« Je suis le livre errant, le livre sans auteur. J’écris avec l’aide du vent qui tourne mes pages, avec l’aide du sang pourpre des feuilles des arbres. Je suis l’errance, l’errance qui sait tout. En fait je n’écris pas, je me promène, mes deux cœurs en chaque main, comme des valises spirituelles. Les pays sont devenus si proches qu’il est plus difficile d’enjamber une flaque d’eau que de voyager jusqu’aux Indes. Mes pensées sont des Juifs qui se cachent. Le son de leurs violons est si pur qu’il fait peur aux modernes nuisances sonores.
Que vais-je écrire sur cette page blanche ? On ne sait pas quand l’âme vous force à prendre la plume. C’est une sorte d’esclavagisme spirituel. D’ailleurs pour qui écrire, et qu’écrire puisque l’écriture a déjà tout écrit ? L’admirateur et l’admiré sont morts. Il ne reste plus que quelques branches qui jonchent la chaussée et regardent la vie marcher pieds nus. Je ne suis pas un écrivain, juste le secrétaire de Dieu qui dicta sa pensée. Il sait que je n’ai pas la foi, c’est pour cela que je lui conviens. Que lui importe que je sois inconnu. Il sait qu’une bouche récitera mes poèmes après ma mort.

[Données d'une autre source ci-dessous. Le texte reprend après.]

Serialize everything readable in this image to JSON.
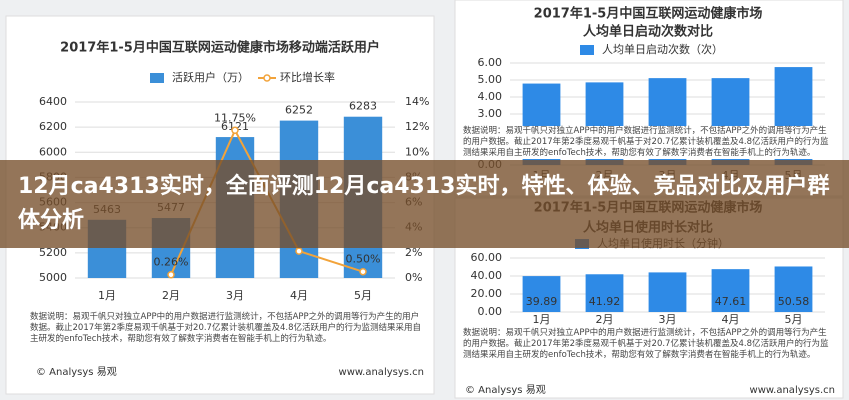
{
  "overlay_title": "12月ca4313实时，全面评测12月ca4313实时，特性、体验、竞品对比及用户群体分析",
  "chart_data": [
    {
      "type": "bar",
      "title": "2017年1-5月中国互联网运动健康市场移动端活跃用户",
      "categories": [
        "1月",
        "2月",
        "3月",
        "4月",
        "5月"
      ],
      "series": [
        {
          "name": "活跃用户（万）",
          "type": "bar",
          "color": "#3b8fd8",
          "values": [
            5463,
            5477,
            6121,
            6252,
            6283
          ]
        },
        {
          "name": "环比增长率",
          "type": "line",
          "axis": "y2",
          "color": "#f2a33a",
          "values": [
            null,
            0.26,
            11.75,
            2.14,
            0.5
          ],
          "value_labels": [
            null,
            "0.26%",
            "11.75%",
            null,
            "0.50%"
          ]
        }
      ],
      "ylim": [
        5000,
        6400
      ],
      "yticks": [
        5000,
        5200,
        5400,
        5600,
        5800,
        6000,
        6200,
        6400
      ],
      "y2lim": [
        0,
        14
      ],
      "y2ticks": [
        {
          "value": 0,
          "label": "0%"
        },
        {
          "value": 2,
          "label": "2%"
        },
        {
          "value": 4,
          "label": "4%"
        },
        {
          "value": 6,
          "label": "6%"
        },
        {
          "value": 8,
          "label": "8%"
        },
        {
          "value": 10,
          "label": "10%"
        },
        {
          "value": 12,
          "label": "12%"
        },
        {
          "value": 14,
          "label": "14%"
        }
      ],
      "grid": true,
      "note": "数据说明：易观千帆只对独立APP中的用户数据进行监测统计，不包括APP之外的调用等行为产生的用户数据。截止2017年第2季度易观千帆基于对20.7亿累计装机覆盖及4.8亿活跃用户的行为监测结果采用自主研发的enfoTech技术，帮助您有效了解数字消费者在智能手机上的行为轨迹。",
      "source": "© Analysys 易观",
      "url": "www.analysys.cn"
    },
    {
      "type": "bar",
      "title": "2017年1-5月中国互联网运动健康市场",
      "subtitle": "人均单日启动次数对比",
      "categories": [
        "1月",
        "2月",
        "3月",
        "4月",
        "5月"
      ],
      "series": [
        {
          "name": "人均单日启动次数（次）",
          "type": "bar",
          "color": "#2e8ae6",
          "values": [
            4.79,
            4.86,
            5.11,
            5.11,
            5.76
          ]
        }
      ],
      "ylim": [
        0,
        6
      ],
      "yticks": [
        {
          "value": 0,
          "label": "0.00"
        },
        {
          "value": 1,
          "label": "1.00"
        },
        {
          "value": 2,
          "label": "2.00"
        },
        {
          "value": 3,
          "label": "3.00"
        },
        {
          "value": 4,
          "label": "4.00"
        },
        {
          "value": 5,
          "label": "5.00"
        },
        {
          "value": 6,
          "label": "6.00"
        }
      ],
      "grid": true,
      "note": "数据说明：易观千帆只对独立APP中的用户数据进行监测统计，不包括APP之外的调用等行为产生的用户数据。截止2017年第2季度易观千帆基于对20.7亿累计装机覆盖及4.8亿活跃用户的行为监测结果采用自主研发的enfoTech技术，帮助您有效了解数字消费者在智能手机上的行为轨迹。"
    },
    {
      "type": "bar",
      "title": "2017年1-5月中国互联网运动健康市场",
      "subtitle": "人均单日使用时长对比",
      "categories": [
        "1月",
        "2月",
        "3月",
        "4月",
        "5月"
      ],
      "series": [
        {
          "name": "人均单日使用时长（分钟）",
          "type": "bar",
          "color": "#2e8ae6",
          "values": [
            39.89,
            41.92,
            44,
            47.61,
            50.58
          ],
          "value_labels": [
            "39.89",
            "41.92",
            null,
            "47.61",
            "50.58"
          ]
        }
      ],
      "ylim": [
        0,
        60
      ],
      "yticks": [
        {
          "value": 0,
          "label": "0.00"
        },
        {
          "value": 20,
          "label": "20.00"
        },
        {
          "value": 40,
          "label": "40.00"
        },
        {
          "value": 60,
          "label": "60.00"
        }
      ],
      "grid": true,
      "note": "数据说明：易观千帆只对独立APP中的用户数据进行监测统计，不包括APP之外的调用等行为产生的用户数据。截止2017年第2季度易观千帆基于对20.7亿累计装机覆盖及4.8亿活跃用户的行为监测结果采用自主研发的enfoTech技术，帮助您有效了解数字消费者在智能手机上的行为轨迹。",
      "source": "© Analysys 易观",
      "url": "www.analysys.cn"
    }
  ]
}
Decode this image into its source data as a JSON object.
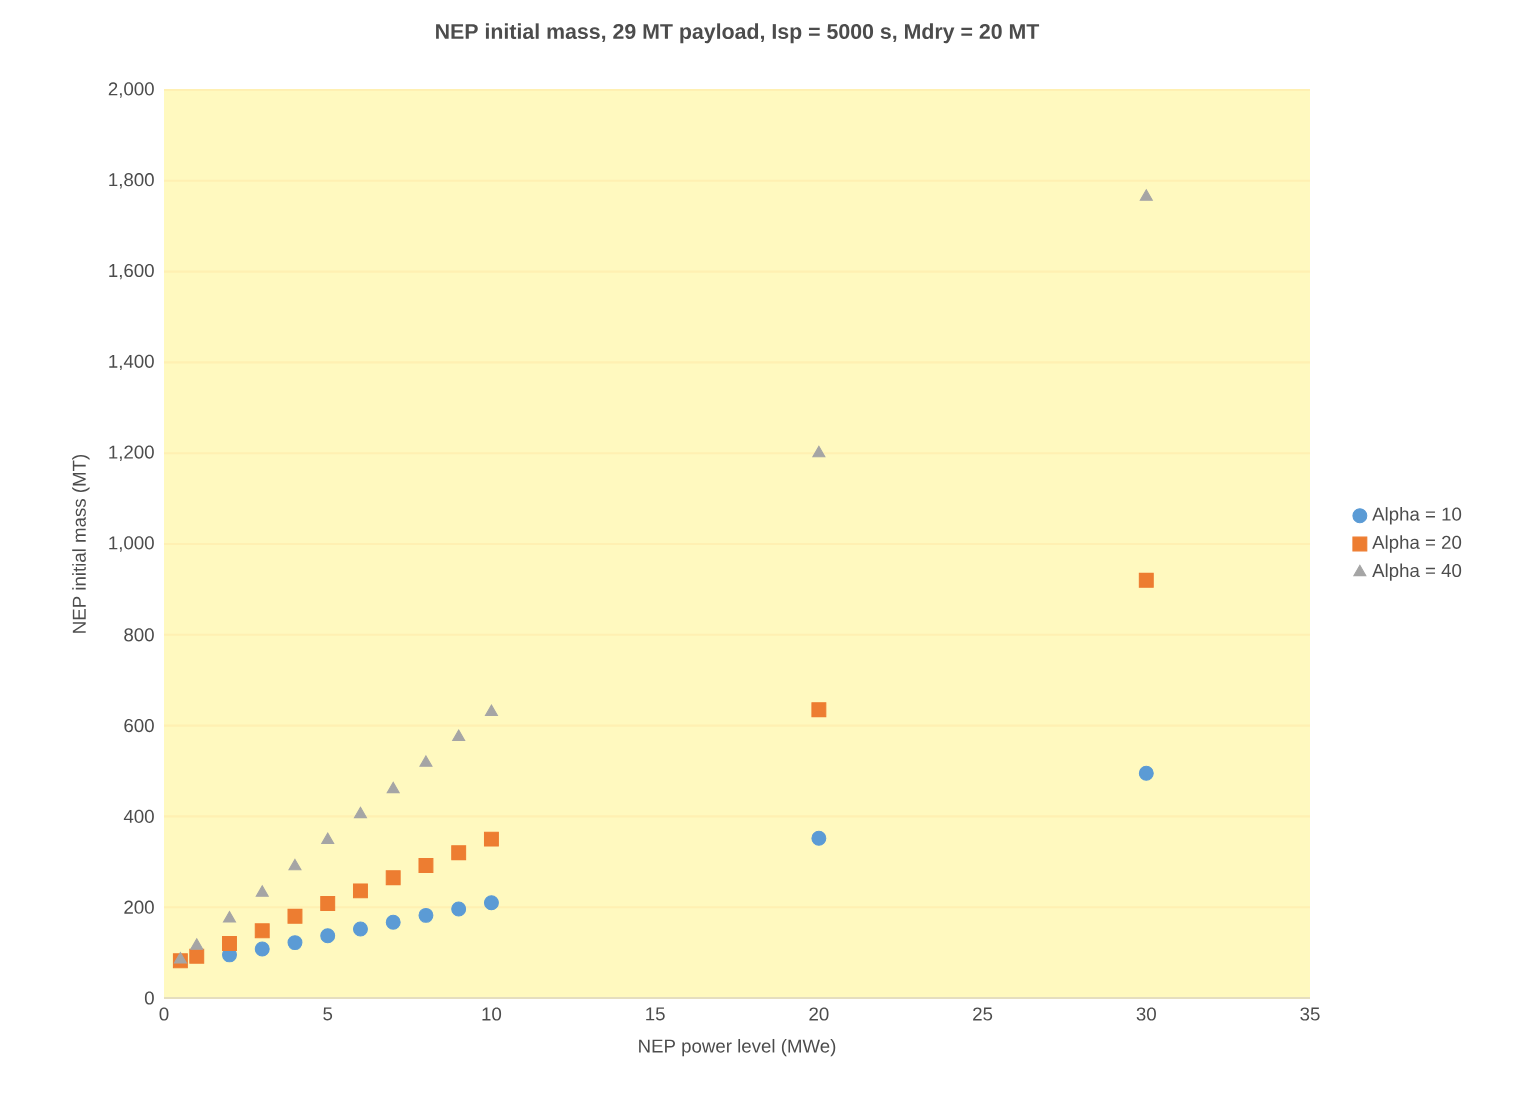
{
  "chart_data": {
    "type": "scatter",
    "title": "NEP initial mass, 29 MT payload, Isp = 5000 s, Mdry = 20 MT",
    "xlabel": "NEP power level (MWe)",
    "ylabel": "NEP initial mass (MT)",
    "x": [
      0.5,
      1,
      2,
      3,
      4,
      5,
      6,
      7,
      8,
      9,
      10,
      20,
      30
    ],
    "series": [
      {
        "name": "Alpha = 10",
        "color": "#5b9bd5",
        "marker": "circle",
        "values": [
          null,
          null,
          95,
          108,
          122,
          137,
          152,
          167,
          182,
          196,
          210,
          352,
          495
        ]
      },
      {
        "name": "Alpha = 20",
        "color": "#ed7d31",
        "marker": "square",
        "values": [
          82,
          92,
          120,
          148,
          180,
          208,
          236,
          265,
          292,
          320,
          350,
          635,
          920
        ]
      },
      {
        "name": "Alpha = 40",
        "color": "#a5a5a5",
        "marker": "triangle",
        "values": [
          85,
          115,
          175,
          232,
          290,
          348,
          405,
          460,
          518,
          575,
          630,
          1200,
          1765
        ]
      }
    ],
    "xlim": [
      0,
      35
    ],
    "xticks": [
      0,
      5,
      10,
      15,
      20,
      25,
      30,
      35
    ],
    "ylim": [
      0,
      2000
    ],
    "yticks": [
      0,
      200,
      400,
      600,
      800,
      {
        "value": 1000,
        "label": "1,000"
      },
      {
        "value": 1200,
        "label": "1,200"
      },
      {
        "value": 1400,
        "label": "1,400"
      },
      {
        "value": 1600,
        "label": "1,600"
      },
      {
        "value": 1800,
        "label": "1,800"
      },
      {
        "value": 2000,
        "label": "2,000"
      }
    ],
    "grid": "y",
    "legend": "right"
  }
}
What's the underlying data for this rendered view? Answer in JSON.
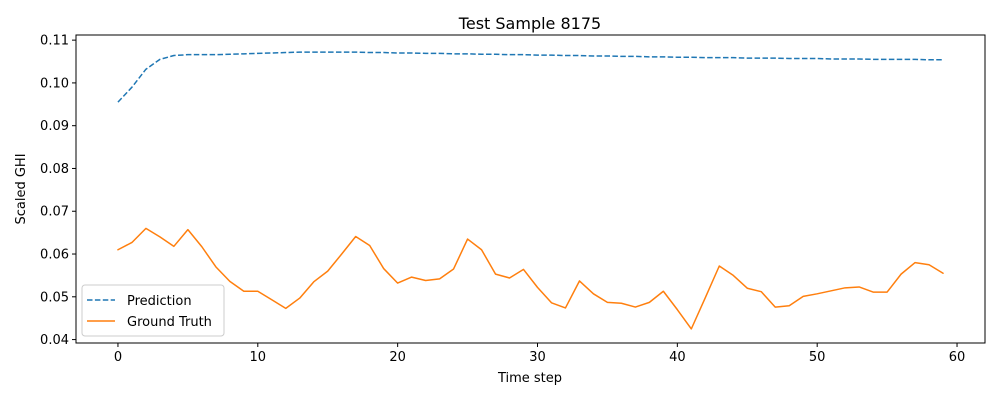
{
  "chart_data": {
    "type": "line",
    "title": "Test Sample 8175",
    "xlabel": "Time step",
    "ylabel": "Scaled GHI",
    "xlim": [
      -3,
      62
    ],
    "ylim": [
      0.0392,
      0.1112
    ],
    "xticks": [
      0,
      10,
      20,
      30,
      40,
      50,
      60
    ],
    "yticks": [
      0.04,
      0.05,
      0.06,
      0.07,
      0.08,
      0.09,
      0.1,
      0.11
    ],
    "ytick_labels": [
      "0.04",
      "0.05",
      "0.06",
      "0.07",
      "0.08",
      "0.09",
      "0.10",
      "0.11"
    ],
    "grid": false,
    "legend_position": "lower-left",
    "x": [
      0,
      1,
      2,
      3,
      4,
      5,
      6,
      7,
      8,
      9,
      10,
      11,
      12,
      13,
      14,
      15,
      16,
      17,
      18,
      19,
      20,
      21,
      22,
      23,
      24,
      25,
      26,
      27,
      28,
      29,
      30,
      31,
      32,
      33,
      34,
      35,
      36,
      37,
      38,
      39,
      40,
      41,
      42,
      43,
      44,
      45,
      46,
      47,
      48,
      49,
      50,
      51,
      52,
      53,
      54,
      55,
      56,
      57,
      58,
      59
    ],
    "series": [
      {
        "name": "Prediction",
        "color": "#1f77b4",
        "style": "dashed",
        "values": [
          0.0955,
          0.099,
          0.1032,
          0.1055,
          0.1064,
          0.1066,
          0.1066,
          0.1066,
          0.1067,
          0.1068,
          0.1069,
          0.107,
          0.1071,
          0.1072,
          0.1072,
          0.1072,
          0.1072,
          0.1072,
          0.1071,
          0.1071,
          0.107,
          0.107,
          0.1069,
          0.1069,
          0.1068,
          0.1068,
          0.1067,
          0.1067,
          0.1066,
          0.1066,
          0.1065,
          0.1065,
          0.1064,
          0.1064,
          0.1063,
          0.1063,
          0.1062,
          0.1062,
          0.1061,
          0.1061,
          0.106,
          0.106,
          0.1059,
          0.1059,
          0.1059,
          0.1058,
          0.1058,
          0.1058,
          0.1057,
          0.1057,
          0.1057,
          0.1056,
          0.1056,
          0.1056,
          0.1055,
          0.1055,
          0.1055,
          0.1055,
          0.1054,
          0.1054
        ]
      },
      {
        "name": "Ground Truth",
        "color": "#ff7f0e",
        "style": "solid",
        "values": [
          0.061,
          0.0627,
          0.066,
          0.064,
          0.0618,
          0.0657,
          0.0617,
          0.057,
          0.0536,
          0.0513,
          0.0513,
          0.0493,
          0.0473,
          0.0497,
          0.0535,
          0.056,
          0.06,
          0.0641,
          0.062,
          0.0566,
          0.0532,
          0.0546,
          0.0538,
          0.0542,
          0.0565,
          0.0635,
          0.061,
          0.0553,
          0.0544,
          0.0564,
          0.0522,
          0.0486,
          0.0474,
          0.0537,
          0.0507,
          0.0487,
          0.0485,
          0.0476,
          0.0487,
          0.0513,
          0.047,
          0.0425,
          0.0498,
          0.0572,
          0.055,
          0.052,
          0.0512,
          0.0476,
          0.0479,
          0.0501,
          0.0507,
          0.0514,
          0.0521,
          0.0523,
          0.0511,
          0.0511,
          0.0553,
          0.058,
          0.0575,
          0.0555
        ]
      }
    ]
  }
}
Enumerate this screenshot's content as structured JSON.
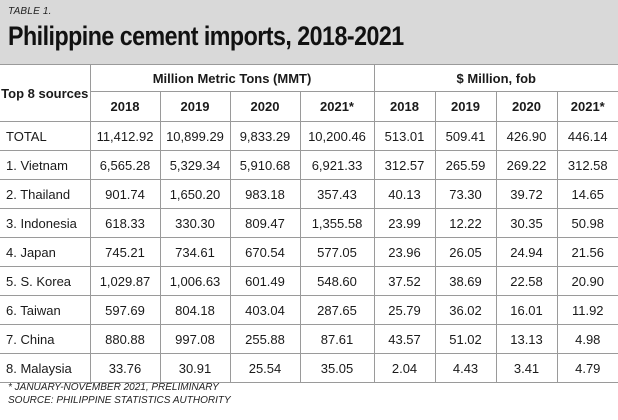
{
  "header": {
    "table_label": "TABLE 1.",
    "title": "Philippine cement imports, 2018-2021"
  },
  "table": {
    "sources_header": "Top 8 sources",
    "group_headers": [
      "Million Metric Tons (MMT)",
      "$ Million, fob"
    ],
    "year_headers": [
      "2018",
      "2019",
      "2020",
      "2021*",
      "2018",
      "2019",
      "2020",
      "2021*"
    ],
    "rows": [
      {
        "label": "TOTAL",
        "values": [
          "11,412.92",
          "10,899.29",
          "9,833.29",
          "10,200.46",
          "513.01",
          "509.41",
          "426.90",
          "446.14"
        ]
      },
      {
        "label": "1. Vietnam",
        "values": [
          "6,565.28",
          "5,329.34",
          "5,910.68",
          "6,921.33",
          "312.57",
          "265.59",
          "269.22",
          "312.58"
        ]
      },
      {
        "label": "2. Thailand",
        "values": [
          "901.74",
          "1,650.20",
          "983.18",
          "357.43",
          "40.13",
          "73.30",
          "39.72",
          "14.65"
        ]
      },
      {
        "label": "3. Indonesia",
        "values": [
          "618.33",
          "330.30",
          "809.47",
          "1,355.58",
          "23.99",
          "12.22",
          "30.35",
          "50.98"
        ]
      },
      {
        "label": "4. Japan",
        "values": [
          "745.21",
          "734.61",
          "670.54",
          "577.05",
          "23.96",
          "26.05",
          "24.94",
          "21.56"
        ]
      },
      {
        "label": "5. S. Korea",
        "values": [
          "1,029.87",
          "1,006.63",
          "601.49",
          "548.60",
          "37.52",
          "38.69",
          "22.58",
          "20.90"
        ]
      },
      {
        "label": "6. Taiwan",
        "values": [
          "597.69",
          "804.18",
          "403.04",
          "287.65",
          "25.79",
          "36.02",
          "16.01",
          "11.92"
        ]
      },
      {
        "label": "7. China",
        "values": [
          "880.88",
          "997.08",
          "255.88",
          "87.61",
          "43.57",
          "51.02",
          "13.13",
          "4.98"
        ]
      },
      {
        "label": "8. Malaysia",
        "values": [
          "33.76",
          "30.91",
          "25.54",
          "35.05",
          "2.04",
          "4.43",
          "3.41",
          "4.79"
        ]
      }
    ]
  },
  "footer": {
    "note": "* JANUARY-NOVEMBER 2021, PRELIMINARY",
    "source": "SOURCE: PHILIPPINE STATISTICS AUTHORITY"
  }
}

Le ciel ne s’est pas rasé ce matin. Sa barbe blanche est clairsemée de gris. Je me coupe en épluchant une pomme de terre. Le sang coule le long de mon bras comme un vieux vin éventé. Moi, je suis une antique bouteille de chair oubliée.
Pour mon esprit un grain de sable est plus émouvant qu’un musée. En vérité, je ne m’appartiens pas. Ni mon intelligence ni mes pas ne sont à moi. Le seul don que je mérite, c’est la pensée. Dans une vieille brocante, j’ai trouvé un recueil des poèmes de Rimbaud pour un euro. C’est beau qu’un livre vaille moins qu’une pile électrique, car c’est lui pourtant qui éclaire le monde. »
Jean-Marie Kerwich – « Le livre errant »
Image : Pinterest
joliment dit et tellement vrai 🙂
Merci de partager ce si joli texte
Alors éclairons le monde de nos lucioles…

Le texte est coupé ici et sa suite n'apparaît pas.